Accelerated computing systems play important roles for delivering energy efficient and powerful computing capabilities for computational-intensive applications. However, the support for accelerated computing in cloud is not straightforward. Unlike common computing resources (CPU, RAM), accelerators need special treatment and support at every software layer. The maturity of the support strongly depends on specific hardware/software combinations. A mismatch at any software layer will make the accelerators unavailable for end-users.

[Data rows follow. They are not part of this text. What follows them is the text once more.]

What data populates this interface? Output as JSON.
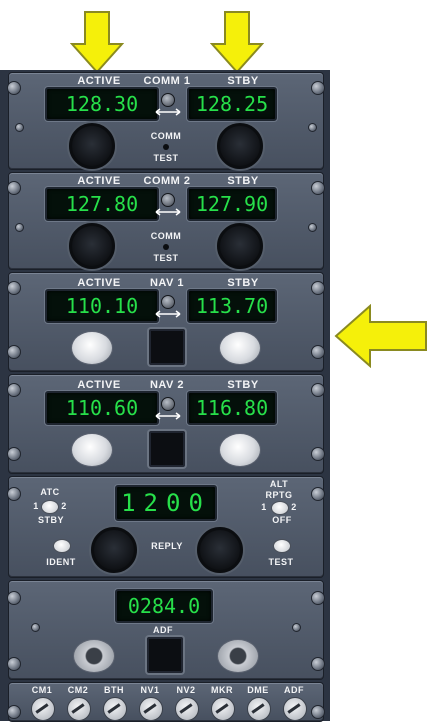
{
  "comm1": {
    "active_label": "ACTIVE",
    "title": "COMM 1",
    "standby_label": "STBY",
    "active_freq": "128.30",
    "standby_freq": "128.25",
    "comm_label": "COMM",
    "test_label": "TEST"
  },
  "comm2": {
    "active_label": "ACTIVE",
    "title": "COMM 2",
    "standby_label": "STBY",
    "active_freq": "127.80",
    "standby_freq": "127.90",
    "comm_label": "COMM",
    "test_label": "TEST"
  },
  "nav1": {
    "active_label": "ACTIVE",
    "title": "NAV 1",
    "standby_label": "STBY",
    "active_freq": "110.10",
    "standby_freq": "113.70"
  },
  "nav2": {
    "active_label": "ACTIVE",
    "title": "NAV 2",
    "standby_label": "STBY",
    "active_freq": "110.60",
    "standby_freq": "116.80"
  },
  "atc": {
    "atc_label": "ATC",
    "pos1": "1",
    "pos2": "2",
    "stby_label": "STBY",
    "code": "1200",
    "alt_label": "ALT",
    "rptg_label": "RPTG",
    "off_label": "OFF",
    "ident_label": "IDENT",
    "reply_label": "REPLY",
    "test_label": "TEST"
  },
  "adf": {
    "freq": "0284.0",
    "label": "ADF"
  },
  "audio": {
    "labels": [
      "CM1",
      "CM2",
      "BTH",
      "NV1",
      "NV2",
      "MKR",
      "DME",
      "ADF"
    ]
  },
  "colors": {
    "arrow": "#f5f00a",
    "display_text": "#27e04a",
    "panel": "#4f5868"
  },
  "icons": {
    "arrows": "yellow-block-arrow"
  }
}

The DEEP-Hybrid-DataCloud project aims at developing a distributed architecture to leverage intensive computing techniques for deep learning. One of the objectives of the project is to develop innovative services to support intensive computing techniques that require specialized HPC hardware, such as GPUs or low-latency interconnects, to explore very large datasets. In the project, the support for accelerators are carefully treated at all software layers:
- Support for accelerators at hypervisor/container level: During the project, GPU support in udocker, the portable tool to execute simple Docker containers in user space, has been significantly improved. Current version of udocker can automatically detect GPU drivers on host machines and mount it to containers. The improvement allows udocker to execute standard containers with GPU support from DockerHub like tensorflow:latest-gpu without modification. The support for GPU in other container and hypervisor drivers is also analyzed, tested and deployed on the project testbed in combination with higher cloud middleware framework whenever possible.
- Support for accelerators at cloud middleware framework level: The project testbed consists of sites with different cloud middleware frameworks including Openstack, Apache Mesos, Kubernetes and also HPC clusters. All these cloud middleware platforms are deployed with GPU supports. As GPU virtualization is supported only on newer GPU cards, Openstack sites mostly provide support for GPU via PCI passthrough approach in KVM hypervisor. Kubernetes sites have GPU support via NVIDIA device plugin and Mesos provide access to GPU via its own executor which mimics the nvidia-docker approach. Finally, the GPU support on HPC sites is provided by the portable, user-space execution tool udocker mentioned above.
- Support for accelerators at PaaS orchestrator level: In the project,the information system (Cloud Info Provider + CMDB) has been extended in order to collect information about the availability of GPUs at the sites. The GPUs can be made available through different services at the IaaS level, e.g. they can be provided through native Cloud Management Framework interfaces (e.g. Openstack or Amazon specific flavors) or through Container Orchestration Platforms, like Mesos. The TOSCA model for compute and container nodes has been extended in order to include requirements of specialized devices like GPUs, specified by users. The Orchestrator bases its scheduling mechanism on the provided information to select the best site where the resources will be allocated.